OK fine! Money aside, let’s not talk about money. The main point is I will not be organising any gathering anymore. It’s time for you people to initiate it rather than I’m always the one who do it. This somebody kept telling me not to plan the gathering so early, one week before you call it early?!?!? Then told me that I should do it last minute by asking 1 or 2 persons to confirm early then the rest just call them up last minute. Last minute you say? A gathering is not a last minute thing OK? Yum-cha is!
OK fine… Make it a last minute thing, then later call everyone up, then I will surely got shot by some saying that why didn’t I plan it earlier and let them know earlier so that they can reserve that time for our gathering. So… How? I usually will let the gang know one week or at elast 4-5 days in advance about the gathering hoping that this time will be reserved only for our gathering. If there is anything coming up, then the gathering should be the priority but usually 99% I will have last minute cancellation from people. So? Advance planning also cannot, last minute planning also cannot. How?
I guess the italic statement is a bit unfair to some. At least that’s what I do, I keep my promise. It’s all about first come first serve. If you want to ask me out or whatever, you have to book a time with me and that time is reserve all for you. If there is something like family dinner or whatever that come last minute as long that it’s not a life and death situation, I will tell those “book” me later that I already have plan, it’s acceptable and my family will understand, they will never force me to go with them or whatever and I will 100% show up at the time I had promised.
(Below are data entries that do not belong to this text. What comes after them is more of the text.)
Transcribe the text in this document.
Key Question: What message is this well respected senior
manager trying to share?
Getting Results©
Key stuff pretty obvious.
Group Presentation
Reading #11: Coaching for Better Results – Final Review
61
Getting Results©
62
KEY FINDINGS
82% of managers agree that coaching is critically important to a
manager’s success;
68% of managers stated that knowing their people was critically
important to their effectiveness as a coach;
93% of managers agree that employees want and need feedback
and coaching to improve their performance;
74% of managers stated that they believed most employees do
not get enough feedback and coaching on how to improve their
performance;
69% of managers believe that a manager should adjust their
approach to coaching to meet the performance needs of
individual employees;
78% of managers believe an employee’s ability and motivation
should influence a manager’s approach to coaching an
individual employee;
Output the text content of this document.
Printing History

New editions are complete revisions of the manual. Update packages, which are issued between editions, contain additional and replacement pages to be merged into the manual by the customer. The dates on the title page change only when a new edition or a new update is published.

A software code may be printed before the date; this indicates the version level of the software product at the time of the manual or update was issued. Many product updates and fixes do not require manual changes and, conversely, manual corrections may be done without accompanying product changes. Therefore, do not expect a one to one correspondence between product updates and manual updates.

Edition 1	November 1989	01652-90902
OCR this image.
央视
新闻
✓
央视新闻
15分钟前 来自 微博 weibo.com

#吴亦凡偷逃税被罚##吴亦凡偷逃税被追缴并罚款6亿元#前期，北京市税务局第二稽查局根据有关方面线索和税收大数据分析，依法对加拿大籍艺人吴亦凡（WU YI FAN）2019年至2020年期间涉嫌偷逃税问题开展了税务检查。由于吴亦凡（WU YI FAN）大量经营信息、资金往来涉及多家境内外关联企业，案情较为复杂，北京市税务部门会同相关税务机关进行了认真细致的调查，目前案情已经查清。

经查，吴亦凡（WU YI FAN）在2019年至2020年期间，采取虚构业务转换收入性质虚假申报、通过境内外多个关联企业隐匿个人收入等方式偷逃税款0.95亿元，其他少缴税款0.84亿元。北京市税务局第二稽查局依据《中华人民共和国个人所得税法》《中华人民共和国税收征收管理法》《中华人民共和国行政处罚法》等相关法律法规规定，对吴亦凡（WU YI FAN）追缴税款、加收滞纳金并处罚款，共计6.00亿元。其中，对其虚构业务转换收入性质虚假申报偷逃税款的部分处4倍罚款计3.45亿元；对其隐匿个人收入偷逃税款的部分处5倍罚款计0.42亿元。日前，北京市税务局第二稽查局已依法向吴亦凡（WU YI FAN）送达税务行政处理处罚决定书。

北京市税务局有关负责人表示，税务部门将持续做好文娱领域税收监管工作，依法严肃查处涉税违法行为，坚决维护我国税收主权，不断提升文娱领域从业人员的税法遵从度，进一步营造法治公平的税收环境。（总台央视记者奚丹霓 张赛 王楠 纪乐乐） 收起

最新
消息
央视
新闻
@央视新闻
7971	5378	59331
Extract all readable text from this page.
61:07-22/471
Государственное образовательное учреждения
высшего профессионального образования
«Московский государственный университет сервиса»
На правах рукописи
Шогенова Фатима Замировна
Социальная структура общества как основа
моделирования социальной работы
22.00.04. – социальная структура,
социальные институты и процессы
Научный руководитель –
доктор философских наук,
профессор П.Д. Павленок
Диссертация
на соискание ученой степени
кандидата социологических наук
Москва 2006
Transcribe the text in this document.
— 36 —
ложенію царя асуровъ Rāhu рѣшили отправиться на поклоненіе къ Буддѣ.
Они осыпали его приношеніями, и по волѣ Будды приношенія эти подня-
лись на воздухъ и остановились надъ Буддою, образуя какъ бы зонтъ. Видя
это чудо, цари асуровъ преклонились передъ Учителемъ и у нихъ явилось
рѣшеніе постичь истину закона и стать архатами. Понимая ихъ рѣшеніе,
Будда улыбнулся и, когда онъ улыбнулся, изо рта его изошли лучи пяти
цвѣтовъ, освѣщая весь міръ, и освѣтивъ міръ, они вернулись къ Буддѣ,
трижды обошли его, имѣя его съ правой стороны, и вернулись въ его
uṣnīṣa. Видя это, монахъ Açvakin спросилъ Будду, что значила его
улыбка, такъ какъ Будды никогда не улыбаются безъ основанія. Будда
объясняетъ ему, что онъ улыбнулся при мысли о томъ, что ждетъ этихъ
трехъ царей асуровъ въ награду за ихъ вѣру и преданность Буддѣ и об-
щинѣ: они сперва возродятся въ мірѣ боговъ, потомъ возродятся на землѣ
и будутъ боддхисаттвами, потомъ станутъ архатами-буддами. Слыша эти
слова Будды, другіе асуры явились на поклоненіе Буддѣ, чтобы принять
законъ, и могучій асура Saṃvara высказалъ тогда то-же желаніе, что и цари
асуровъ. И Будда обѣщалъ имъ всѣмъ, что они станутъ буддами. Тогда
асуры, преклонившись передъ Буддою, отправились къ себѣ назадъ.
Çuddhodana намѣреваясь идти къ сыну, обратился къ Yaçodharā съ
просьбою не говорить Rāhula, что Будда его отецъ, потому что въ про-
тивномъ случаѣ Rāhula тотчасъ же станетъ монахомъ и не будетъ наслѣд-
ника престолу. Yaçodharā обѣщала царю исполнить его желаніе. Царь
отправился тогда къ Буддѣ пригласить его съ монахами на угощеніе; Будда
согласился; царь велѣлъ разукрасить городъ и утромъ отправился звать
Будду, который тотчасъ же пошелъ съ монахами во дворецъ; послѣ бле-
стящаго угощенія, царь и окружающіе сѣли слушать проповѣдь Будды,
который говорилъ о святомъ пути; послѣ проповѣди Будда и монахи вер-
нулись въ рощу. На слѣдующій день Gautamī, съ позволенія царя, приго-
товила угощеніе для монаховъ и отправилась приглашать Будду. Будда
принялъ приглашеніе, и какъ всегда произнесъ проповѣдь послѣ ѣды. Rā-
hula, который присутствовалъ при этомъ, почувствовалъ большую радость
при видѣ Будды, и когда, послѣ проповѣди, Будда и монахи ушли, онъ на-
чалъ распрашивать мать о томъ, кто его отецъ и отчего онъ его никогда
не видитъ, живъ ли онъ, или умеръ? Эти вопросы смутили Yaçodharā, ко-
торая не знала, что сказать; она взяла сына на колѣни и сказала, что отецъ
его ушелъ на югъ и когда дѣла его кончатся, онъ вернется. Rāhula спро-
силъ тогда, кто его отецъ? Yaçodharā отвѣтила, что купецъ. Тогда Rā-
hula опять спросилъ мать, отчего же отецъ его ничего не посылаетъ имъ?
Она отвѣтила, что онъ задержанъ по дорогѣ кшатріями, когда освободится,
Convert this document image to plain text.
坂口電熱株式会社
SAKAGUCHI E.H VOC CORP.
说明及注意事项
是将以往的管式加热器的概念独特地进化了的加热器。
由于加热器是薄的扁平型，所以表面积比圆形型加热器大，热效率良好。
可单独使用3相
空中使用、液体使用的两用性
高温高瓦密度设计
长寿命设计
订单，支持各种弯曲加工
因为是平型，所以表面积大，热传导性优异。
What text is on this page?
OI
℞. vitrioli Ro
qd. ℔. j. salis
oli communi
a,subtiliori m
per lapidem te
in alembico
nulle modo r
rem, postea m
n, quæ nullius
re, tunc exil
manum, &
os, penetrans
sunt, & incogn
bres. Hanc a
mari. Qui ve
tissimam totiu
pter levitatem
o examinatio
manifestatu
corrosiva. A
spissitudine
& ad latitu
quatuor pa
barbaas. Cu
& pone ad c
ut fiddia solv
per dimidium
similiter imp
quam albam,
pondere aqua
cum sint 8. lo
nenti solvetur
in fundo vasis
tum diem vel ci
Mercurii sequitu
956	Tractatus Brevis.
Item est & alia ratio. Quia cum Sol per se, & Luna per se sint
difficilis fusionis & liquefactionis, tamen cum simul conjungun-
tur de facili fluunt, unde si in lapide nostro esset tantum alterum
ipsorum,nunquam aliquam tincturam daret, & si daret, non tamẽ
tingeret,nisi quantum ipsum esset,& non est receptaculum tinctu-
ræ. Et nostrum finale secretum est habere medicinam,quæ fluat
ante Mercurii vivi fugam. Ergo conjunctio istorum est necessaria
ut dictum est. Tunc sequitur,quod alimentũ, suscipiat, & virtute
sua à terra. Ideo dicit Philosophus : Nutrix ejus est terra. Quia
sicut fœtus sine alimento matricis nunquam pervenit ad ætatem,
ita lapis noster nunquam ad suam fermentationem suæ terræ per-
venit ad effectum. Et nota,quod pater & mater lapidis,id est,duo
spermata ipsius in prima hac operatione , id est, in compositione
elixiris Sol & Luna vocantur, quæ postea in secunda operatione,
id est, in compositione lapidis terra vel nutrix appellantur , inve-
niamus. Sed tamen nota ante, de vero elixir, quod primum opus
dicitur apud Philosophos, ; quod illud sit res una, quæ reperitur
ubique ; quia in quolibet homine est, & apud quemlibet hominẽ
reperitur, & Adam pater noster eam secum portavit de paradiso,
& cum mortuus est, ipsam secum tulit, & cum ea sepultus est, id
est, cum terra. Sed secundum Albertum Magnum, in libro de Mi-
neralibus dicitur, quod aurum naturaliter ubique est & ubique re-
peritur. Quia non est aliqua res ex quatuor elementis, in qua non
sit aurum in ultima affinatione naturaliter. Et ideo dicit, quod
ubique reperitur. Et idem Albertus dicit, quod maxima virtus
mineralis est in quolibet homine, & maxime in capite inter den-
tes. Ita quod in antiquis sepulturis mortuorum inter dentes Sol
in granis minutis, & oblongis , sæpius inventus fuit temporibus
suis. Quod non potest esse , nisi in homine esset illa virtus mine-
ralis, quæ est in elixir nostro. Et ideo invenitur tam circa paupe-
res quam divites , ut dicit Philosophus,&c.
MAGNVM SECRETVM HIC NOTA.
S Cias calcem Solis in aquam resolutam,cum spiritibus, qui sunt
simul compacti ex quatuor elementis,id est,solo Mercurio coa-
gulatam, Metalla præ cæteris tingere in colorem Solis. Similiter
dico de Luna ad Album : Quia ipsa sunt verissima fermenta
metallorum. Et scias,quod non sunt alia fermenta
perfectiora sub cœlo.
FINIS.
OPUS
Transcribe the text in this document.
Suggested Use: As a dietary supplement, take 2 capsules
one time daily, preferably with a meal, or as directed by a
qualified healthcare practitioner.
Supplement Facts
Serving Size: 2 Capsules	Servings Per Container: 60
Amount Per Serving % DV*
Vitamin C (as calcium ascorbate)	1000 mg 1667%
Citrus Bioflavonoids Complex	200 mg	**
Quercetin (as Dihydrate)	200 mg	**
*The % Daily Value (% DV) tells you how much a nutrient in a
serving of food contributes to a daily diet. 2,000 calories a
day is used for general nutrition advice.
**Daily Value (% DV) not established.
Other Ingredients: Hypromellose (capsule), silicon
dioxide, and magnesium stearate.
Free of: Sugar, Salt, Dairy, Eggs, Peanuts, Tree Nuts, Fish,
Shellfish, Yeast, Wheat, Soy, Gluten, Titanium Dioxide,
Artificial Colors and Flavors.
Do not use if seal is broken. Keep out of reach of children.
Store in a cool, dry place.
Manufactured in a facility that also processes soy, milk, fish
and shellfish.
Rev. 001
Well, I know I can’t expect people to do so but just to let you know that I won’t disappoint you if you tell me earlier. I hate “last minute”. Usually I won’t be able to made it.
Also due to many of these “last minute” cancellations, I always got “put aeroplane” as the appointments were usually set with 1 person only and last minute the one and only that was making the appointment with me couldn’t made it and I’m being left there without nothing to do since I had reserved my time just for the appointments and the rest have their own commitments already. If two persons then at least I have one more to turn to but usually only 1 person. Like I said just now, not everyone has the same free time. So, you think I dare to make last minute yum-cha session when I had been “put aeroplane” so many times already?
Next time, it will be just “wanna join us for this and that?”(if I want you to join my activity, I’ll ask you, if I don’t, I won’t be asking, definitely in advance) instead of “gathering when and where”(specially/purposely arrange) which means there will not be 100% turn up and there will never be seeing the whole gang thing anymore. I see you more, I see you less or I’ve not seen you for ages. At least, it’s not that disappointing when many can’t turn up. So yea… I hope I’m not offending anyone. I feel very tired already kept arguing/discussing about same thing coz no one will ever understand what kind of problem that I’m facing when arranging these stuffs.
So… You prefer last minute or advance booking?